Governo do Estado diz que policiais não agiram para intimidar jornalistas da “Veja”

interior

A Secretaria de Comunicação do Estado da Bahia (Secom) divulgou nota na noite desta sexta-feira (14) sobre a ação de policiais militares que terminou com dois repórteres da revista “Veja” na delegacia da Polícia Civil, em Pojuca. Os profissionais de imprensa estavam em frente à casa do fazendeiro Leandro Abreu Guimarães, testemunha-chave sobre as circunstâncias da morte do miliciano Adriano da Nóbrega, na tentativa de entrevistá-lo.

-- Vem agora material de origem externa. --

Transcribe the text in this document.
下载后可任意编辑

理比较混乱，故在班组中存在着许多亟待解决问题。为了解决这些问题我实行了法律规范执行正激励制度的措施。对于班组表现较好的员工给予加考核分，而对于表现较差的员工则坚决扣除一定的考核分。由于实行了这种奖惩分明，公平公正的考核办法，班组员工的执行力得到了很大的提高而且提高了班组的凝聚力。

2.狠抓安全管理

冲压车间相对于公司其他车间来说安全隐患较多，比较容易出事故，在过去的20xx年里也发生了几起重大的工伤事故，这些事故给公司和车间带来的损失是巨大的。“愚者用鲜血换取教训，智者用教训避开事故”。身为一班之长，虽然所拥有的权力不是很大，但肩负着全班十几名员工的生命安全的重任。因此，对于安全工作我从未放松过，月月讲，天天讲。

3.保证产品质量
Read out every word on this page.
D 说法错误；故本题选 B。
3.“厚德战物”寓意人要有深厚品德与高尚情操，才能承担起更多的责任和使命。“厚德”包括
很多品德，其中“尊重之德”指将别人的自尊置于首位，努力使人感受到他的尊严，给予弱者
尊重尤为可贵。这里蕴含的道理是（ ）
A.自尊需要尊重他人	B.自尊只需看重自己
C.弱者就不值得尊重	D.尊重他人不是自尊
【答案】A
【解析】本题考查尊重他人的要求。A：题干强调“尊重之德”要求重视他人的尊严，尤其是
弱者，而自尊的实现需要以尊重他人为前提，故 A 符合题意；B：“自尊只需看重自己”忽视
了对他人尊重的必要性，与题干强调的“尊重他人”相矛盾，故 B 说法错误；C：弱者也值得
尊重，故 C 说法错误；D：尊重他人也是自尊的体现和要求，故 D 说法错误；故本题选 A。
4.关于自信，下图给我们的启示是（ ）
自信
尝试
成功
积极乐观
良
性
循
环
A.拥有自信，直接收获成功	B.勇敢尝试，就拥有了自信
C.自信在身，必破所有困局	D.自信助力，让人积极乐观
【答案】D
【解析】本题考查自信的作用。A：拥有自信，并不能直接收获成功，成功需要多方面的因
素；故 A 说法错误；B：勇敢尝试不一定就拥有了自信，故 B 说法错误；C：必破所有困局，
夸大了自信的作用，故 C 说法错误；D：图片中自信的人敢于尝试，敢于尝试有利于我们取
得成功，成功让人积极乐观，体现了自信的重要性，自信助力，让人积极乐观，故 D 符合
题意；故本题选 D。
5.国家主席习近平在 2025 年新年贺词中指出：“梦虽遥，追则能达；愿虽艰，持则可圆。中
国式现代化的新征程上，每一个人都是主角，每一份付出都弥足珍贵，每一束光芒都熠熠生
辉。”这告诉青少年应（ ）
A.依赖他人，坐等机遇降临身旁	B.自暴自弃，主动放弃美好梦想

“A Secretaria de Comunicação Social do Estado da Bahia (Secom) esclarece que a ação da Polícia Militar (PMBA) envolvendo repórteres da revista Veja, nesta sexta-feira (14), não teve a intenção de impedir o livre exercício da profissão jornalística”, diz o texto divulgado pela pasta, acrescentando que “os jornalistas não foram detidos”. “A defesa incansável da liberdade de imprensa é prerrogativa inviolável e nossa prática diária”, acrescenta.

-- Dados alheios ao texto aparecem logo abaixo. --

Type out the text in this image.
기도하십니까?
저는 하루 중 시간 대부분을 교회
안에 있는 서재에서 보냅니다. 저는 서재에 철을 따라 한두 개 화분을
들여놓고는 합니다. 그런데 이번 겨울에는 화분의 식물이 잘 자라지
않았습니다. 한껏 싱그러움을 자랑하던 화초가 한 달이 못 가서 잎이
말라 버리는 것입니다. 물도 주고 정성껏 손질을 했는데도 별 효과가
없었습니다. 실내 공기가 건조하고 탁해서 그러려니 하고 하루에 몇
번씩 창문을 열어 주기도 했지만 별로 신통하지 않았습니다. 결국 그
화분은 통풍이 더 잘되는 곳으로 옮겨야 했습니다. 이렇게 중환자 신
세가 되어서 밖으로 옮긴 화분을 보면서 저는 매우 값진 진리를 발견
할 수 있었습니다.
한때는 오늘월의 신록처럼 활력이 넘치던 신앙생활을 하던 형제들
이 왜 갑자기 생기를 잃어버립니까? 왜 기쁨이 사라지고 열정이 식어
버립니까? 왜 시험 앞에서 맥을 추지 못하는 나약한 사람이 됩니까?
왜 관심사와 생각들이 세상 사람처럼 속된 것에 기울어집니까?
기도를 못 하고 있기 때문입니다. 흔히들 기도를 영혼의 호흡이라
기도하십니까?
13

De acordo com reportagem no site da revista, os jornalistas tentavam entrevistar o fazendeiro, quando foram cercados por duas viaturas da Polícia Militar da Bahia. Mesmo após se identificaram, eles foram orientados a sair do carro, levantar as mãos e abrissem as pernas para serem revistados pelos policiais de armas em punho. “Como é que vocês descobriram esse endereço?”, teria perguntado várias vezes um dos soldados.